Onde houver Erro, que eu leve a Verdade.
Onde houver Desespero, que eu leve a Esperança.
Onde houver Tristeza, que eu leve a Alegria.
Onde houver Trevas, que eu leve a Luz!
Ó Mestre,
fazei que eu procure mais:
consolar, que ser consolado;
compreender, que ser compreendido;
amar, que ser amado.
Pois é dando, que se recebe.
Perdoando, que se é perdoado e
é morrendo, que se vive para a vida eterna.

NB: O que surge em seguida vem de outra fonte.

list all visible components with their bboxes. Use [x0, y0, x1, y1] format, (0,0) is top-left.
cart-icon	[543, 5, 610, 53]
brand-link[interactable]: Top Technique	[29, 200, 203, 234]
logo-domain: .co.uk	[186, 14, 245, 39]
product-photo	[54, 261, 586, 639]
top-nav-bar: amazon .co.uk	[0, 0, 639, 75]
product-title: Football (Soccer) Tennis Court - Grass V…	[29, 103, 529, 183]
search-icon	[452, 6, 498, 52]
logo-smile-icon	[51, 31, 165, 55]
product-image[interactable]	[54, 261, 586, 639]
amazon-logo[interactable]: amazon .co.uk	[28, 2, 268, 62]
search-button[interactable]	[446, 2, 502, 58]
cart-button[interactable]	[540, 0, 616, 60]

Ódio por aqui é o que não falta. Por exemplo, contra os homossexuais. Pense comigo, cá entre nós: o que é que a igreja (ou o estado, ou quem quer que seja) tem a ver com o tesão dos outros? Como disse o Jorge Mautner Primeiro (e único), “tanto faz gostar de coelho ou de coelha”. O que a igreja (ou o estado, ou quem quer que seja) tem a ver com isso?

Ofensa então, é o dia inteiro, toneladas por segundo, em sites, blogs, faces, tuíters e tais. Discórdia, erro, desespero, trevas, tem de rodo. Da tristeza e das dúvidas eu não me queixo.

O primeiro gaúcho (o primeiro a tomar um mate por gosto e não só para tirar foto), o primeiro latino americano, o primeiro Francisco, o primeiro jesuíta. Tantas novidades num só Papa parecem um bom sinal.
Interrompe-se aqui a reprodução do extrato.